Validação digital no centro do novo modelo

A segurança do documento não se limita ao layout físico. A CIN incorpora QR Code e a chamada MRZ (zona de leitura automática semelhante à utilizada em passaportes), permitindo checagem eletrônica instantânea.

O QR Code pode ser validado por aplicativo oficial, confirmando a autenticidade do documento diretamente na base governamental. Essa integração acelera processos de cadastro em bancos, fintechs e serviços digitais, além de dificultar adulterações.

Ao combinar leitura automatizada, verificação em base oficial e biometria facial, o modelo encurta o caminho entre a apresentação do documento e a confirmação de identidade.

Onde surgem os alertas de risco

Mesmo com desempenho superior, o estudo identificou pontos críticos nas validações. Entre os casos classificados como risco, 41,1% estavam ligados ao “Facematch”, quando a imagem capturada não coincide com a foto oficial.
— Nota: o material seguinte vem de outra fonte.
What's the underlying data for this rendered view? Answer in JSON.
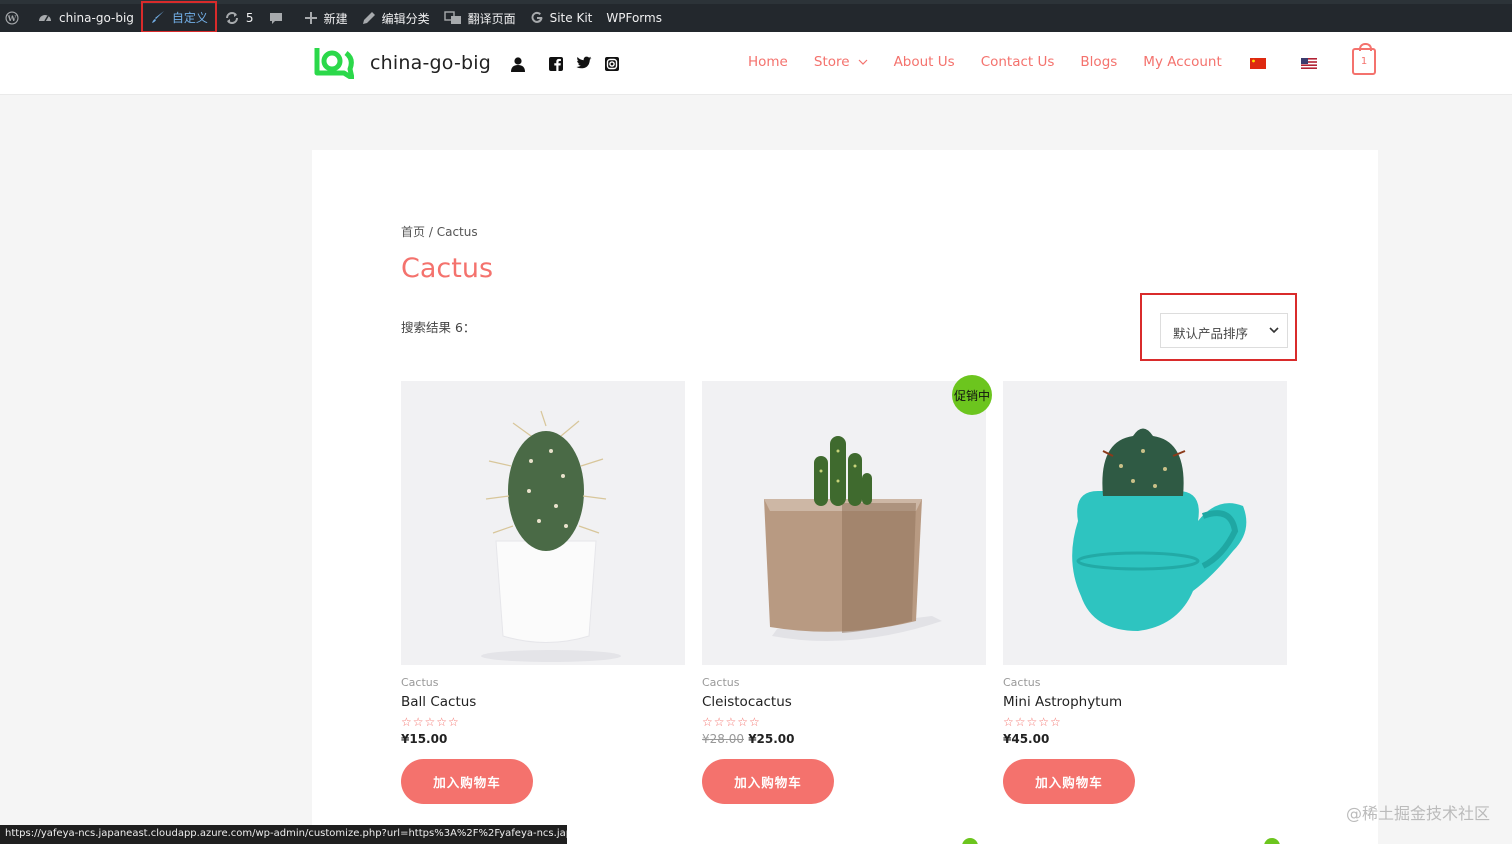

Já inconsistências cadastrais — divergências em dados informados — responderam por 36,3% das ocorrências.

Os dados indicam que a eficiência da CIN depende não apenas do documento, mas também da qualidade da captura biométrica e da precisão das informações inseridas durante a autenticação.

Transição gradual até 2032

A substituição do RG antigo será progressiva. O modelo estadual continua válido até 28 de fevereiro de 2032, permitindo que a troca ocorra sem obrigatoriedade imediata. A emissão permanece sob responsabilidade dos estados, agora seguindo padrão nacional unificado e com integração das bases ao governo federal.

O avanço nas emissões acompanha a digitalização de serviços públicos e privados, ampliando o uso da identidade em operações remotas.

Impacto direto no combate a fraudes

Ao eliminar múltiplas numerações e reforçar mecanismos de validação digital, a CIN surge como ferramenta estratégica contra golpes em cadastros e transações financeiras. A expectativa é reduzir perdas bilionárias associadas a fraudes documentais e fortalecer a confiança no ambiente digital.

Com a expansão do documento e o aumento da validação eletrônica, setores como bancos, fintechs e plataformas de serviços online tendem a acelerar a adaptação de seus sistemas ao novo padrão nacional.